# Cut before stabilizing?



## jakoop (Feb 5, 2021)

I am currently drying some blanks and I have a block about 7x5x1... should I cut it before stabilizing?  After? Or should I have cut it before drying, which is to late I think.   

Thanks for the advice!


----------



## Gary Beasley (Feb 5, 2021)

You should cut it before stabilizing, that makes it easier for the resin to penetrate to the center of the blank.


----------



## jakoop (Feb 5, 2021)

Gary Beasley said:


> You should cut it before stabilizing, that makes it easier for the resin to penetrate to the center of the blank.

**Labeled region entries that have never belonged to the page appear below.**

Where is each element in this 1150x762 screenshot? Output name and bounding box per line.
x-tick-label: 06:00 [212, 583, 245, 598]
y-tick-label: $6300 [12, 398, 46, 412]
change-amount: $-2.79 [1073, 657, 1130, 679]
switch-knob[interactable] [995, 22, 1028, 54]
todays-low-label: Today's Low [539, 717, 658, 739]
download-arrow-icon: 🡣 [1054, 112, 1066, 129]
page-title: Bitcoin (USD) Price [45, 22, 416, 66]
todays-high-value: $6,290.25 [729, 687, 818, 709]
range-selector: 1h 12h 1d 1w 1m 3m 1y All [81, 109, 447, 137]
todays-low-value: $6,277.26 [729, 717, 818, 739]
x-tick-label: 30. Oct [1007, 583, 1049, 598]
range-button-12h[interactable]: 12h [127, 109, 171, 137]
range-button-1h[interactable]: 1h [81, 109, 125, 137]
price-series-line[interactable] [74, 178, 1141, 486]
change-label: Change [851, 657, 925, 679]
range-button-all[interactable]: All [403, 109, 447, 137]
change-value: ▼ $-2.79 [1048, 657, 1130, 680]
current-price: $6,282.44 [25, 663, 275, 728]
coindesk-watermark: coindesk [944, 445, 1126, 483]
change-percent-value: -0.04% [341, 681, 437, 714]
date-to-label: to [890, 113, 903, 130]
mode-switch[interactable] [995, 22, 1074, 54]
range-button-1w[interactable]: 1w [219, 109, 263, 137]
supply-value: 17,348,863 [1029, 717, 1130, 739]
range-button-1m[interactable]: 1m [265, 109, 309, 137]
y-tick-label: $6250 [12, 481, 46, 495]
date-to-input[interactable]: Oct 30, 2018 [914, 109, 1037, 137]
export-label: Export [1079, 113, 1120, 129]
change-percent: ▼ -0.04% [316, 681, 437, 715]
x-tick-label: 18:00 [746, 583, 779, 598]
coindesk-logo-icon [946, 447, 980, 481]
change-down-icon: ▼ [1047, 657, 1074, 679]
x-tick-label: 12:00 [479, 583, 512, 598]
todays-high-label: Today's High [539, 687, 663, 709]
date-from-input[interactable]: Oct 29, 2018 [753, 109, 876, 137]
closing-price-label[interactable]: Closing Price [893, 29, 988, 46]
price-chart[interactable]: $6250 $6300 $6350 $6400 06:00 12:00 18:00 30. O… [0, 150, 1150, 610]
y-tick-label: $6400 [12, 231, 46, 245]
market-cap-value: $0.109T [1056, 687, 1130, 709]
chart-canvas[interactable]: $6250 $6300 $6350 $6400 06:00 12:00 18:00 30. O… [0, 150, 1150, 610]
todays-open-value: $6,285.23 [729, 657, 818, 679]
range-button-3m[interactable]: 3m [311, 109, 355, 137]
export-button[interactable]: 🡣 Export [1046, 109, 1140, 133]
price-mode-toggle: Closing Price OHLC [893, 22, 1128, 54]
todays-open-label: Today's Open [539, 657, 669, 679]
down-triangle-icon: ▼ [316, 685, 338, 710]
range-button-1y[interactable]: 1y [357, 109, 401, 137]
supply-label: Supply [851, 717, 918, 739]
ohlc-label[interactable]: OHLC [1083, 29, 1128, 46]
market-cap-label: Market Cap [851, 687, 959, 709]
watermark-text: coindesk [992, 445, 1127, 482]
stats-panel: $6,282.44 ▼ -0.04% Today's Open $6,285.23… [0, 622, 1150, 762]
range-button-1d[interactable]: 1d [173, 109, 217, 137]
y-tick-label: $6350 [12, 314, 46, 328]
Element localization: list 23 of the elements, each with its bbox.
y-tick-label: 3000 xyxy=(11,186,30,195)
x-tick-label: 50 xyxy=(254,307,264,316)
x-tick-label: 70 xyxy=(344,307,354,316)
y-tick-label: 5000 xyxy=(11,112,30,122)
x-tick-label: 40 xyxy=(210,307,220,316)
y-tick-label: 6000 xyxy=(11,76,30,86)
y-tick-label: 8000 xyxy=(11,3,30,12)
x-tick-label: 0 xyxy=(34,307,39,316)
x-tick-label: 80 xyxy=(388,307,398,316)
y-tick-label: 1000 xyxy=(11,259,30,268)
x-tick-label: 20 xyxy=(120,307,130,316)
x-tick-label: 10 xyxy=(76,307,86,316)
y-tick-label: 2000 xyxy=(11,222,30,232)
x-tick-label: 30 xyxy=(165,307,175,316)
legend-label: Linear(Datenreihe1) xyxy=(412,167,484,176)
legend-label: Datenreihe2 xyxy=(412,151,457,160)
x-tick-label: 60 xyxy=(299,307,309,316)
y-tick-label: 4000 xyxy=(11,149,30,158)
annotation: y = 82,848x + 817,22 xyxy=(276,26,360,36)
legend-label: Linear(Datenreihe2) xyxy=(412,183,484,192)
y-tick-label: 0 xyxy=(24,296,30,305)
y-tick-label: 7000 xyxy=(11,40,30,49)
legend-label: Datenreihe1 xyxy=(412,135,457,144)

Thank you, that makes sense.  Still learning about stabilizing but love what I have done so far.  Thanks again!


----------



## Larryreitz (Feb 5, 2021)

It will dry faster if cut.


----------



## wolf creek knives (Feb 5, 2021)

I always cut mine to size before stabilizing.  The pieces dry faster and, as mentioned above, the stabilizing solution penetrates much better.


----------



## Gary Beasley (Feb 6, 2021)

Its also highly recommended to heat your blanks for an hour or two to drive of any residual moisture the store them in a ziplock until stabilizing. Any trapped moisture will drive the resin back out as you heat it.


----------